# is there a way to silence an air pump?



## bryangeles

hey guys is there a way to silence a noisy air pump? like put it on a rag or something? i put it in my tank cabinet and i can still hear it.


----------



## Christine

I always put mine on a wash cloth or something similar to help keep the noise down. You just have to make sure that its not going to go sliding across the surface with it


----------



## Osiris

I have found walmart air pumps to be pretty dang quite for their price.


----------



## fish_doc

Is it a new or old pump? Sometimes if real new they need a little breaking in, and on the otherhand if real old they need a new diaphram. 

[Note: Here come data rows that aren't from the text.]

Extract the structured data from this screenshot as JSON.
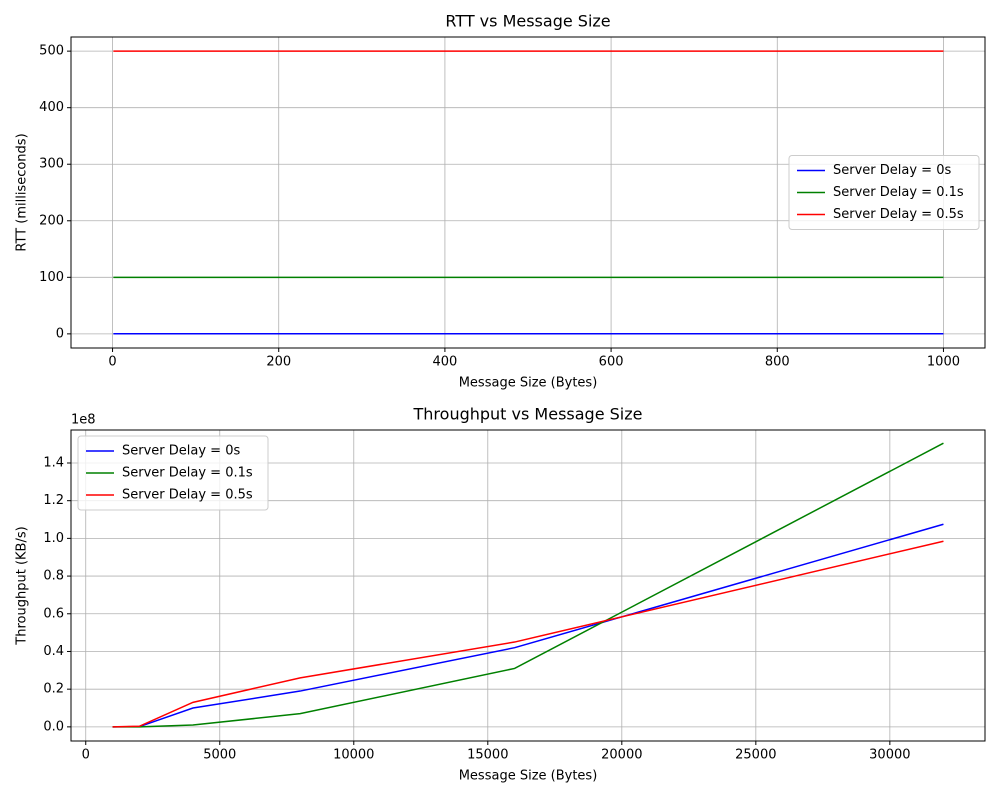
{
  "chart_data": [
    {
      "type": "line",
      "title": "RTT vs Message Size",
      "xlabel": "Message Size (Bytes)",
      "ylabel": "RTT (milliseconds)",
      "x": [
        1,
        10,
        100,
        1000
      ],
      "series": [
        {
          "name": "Server Delay = 0s",
          "color": "#0000ff",
          "values": [
            0.1,
            0.1,
            0.1,
            0.1
          ]
        },
        {
          "name": "Server Delay = 0.1s",
          "color": "#008000",
          "values": [
            100,
            100,
            100,
            100
          ]
        },
        {
          "name": "Server Delay = 0.5s",
          "color": "#ff0000",
          "values": [
            500,
            500,
            500,
            500
          ]
        }
      ],
      "xlim": [
        -50,
        1050
      ],
      "ylim": [
        -25,
        525
      ],
      "xticks": [
        0,
        200,
        400,
        600,
        800,
        1000
      ],
      "yticks": [
        0,
        100,
        200,
        300,
        400,
        500
      ],
      "grid": true,
      "legend": "center right"
    },
    {
      "type": "line",
      "title": "Throughput vs Message Size",
      "xlabel": "Message Size (Bytes)",
      "ylabel": "Throughput (KB/s)",
      "y_offset_label": "1e8",
      "x": [
        1000,
        2000,
        4000,
        8000,
        16000,
        32000
      ],
      "series": [
        {
          "name": "Server Delay = 0s",
          "color": "#0000ff",
          "values": [
            0,
            100000,
            10000000,
            19000000,
            42000000,
            107500000
          ]
        },
        {
          "name": "Server Delay = 0.1s",
          "color": "#008000",
          "values": [
            0,
            0,
            1000000,
            7000000,
            31000000,
            150500000
          ]
        },
        {
          "name": "Server Delay = 0.5s",
          "color": "#ff0000",
          "values": [
            0,
            300000,
            13000000,
            26000000,
            45000000,
            98500000
          ]
        }
      ],
      "xlim": [
        -550,
        33550
      ],
      "ylim": [
        -7500000,
        157500000
      ],
      "xticks": [
        0,
        5000,
        10000,
        15000,
        20000,
        25000,
        30000
      ],
      "yticks": [
        {
          "value": 0,
          "label": "0.0"
        },
        {
          "value": 20000000,
          "label": "0.2"
        },
        {
          "value": 40000000,
          "label": "0.4"
        },
        {
          "value": 60000000,
          "label": "0.6"
        },
        {
          "value": 80000000,
          "label": "0.8"
        },
        {
          "value": 100000000,
          "label": "1.0"
        },
        {
          "value": 120000000,
          "label": "1.2"
        },
        {
          "value": 140000000,
          "label": "1.4"
        }
      ],
      "grid": true,
      "legend": "upper left"
    }
  ]
}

Overall, Place it on a cloth of some kind and if you have a cabinet try and get it inside that. Be sure to use a check valve since it will be lower than the tank so if you get a power outage the water does not back wash through the airline all over the floor.


----------



## rcomeau

I put mine in the basement and ran the hoses up through the floor. Add a check valve to be sure that the water doesn't flow back down to the pump when it isn't running.


----------



## darkfalz

I put mine on a folded up piece of old towel, on the carpet is also okay, just not a hard surface.


----------



## goodie

I use a sponge that you would use to wash dishes with. Start with the sponge damp and when it dries out the impressions from the "legs" of the pump will hold the pump in place.


----------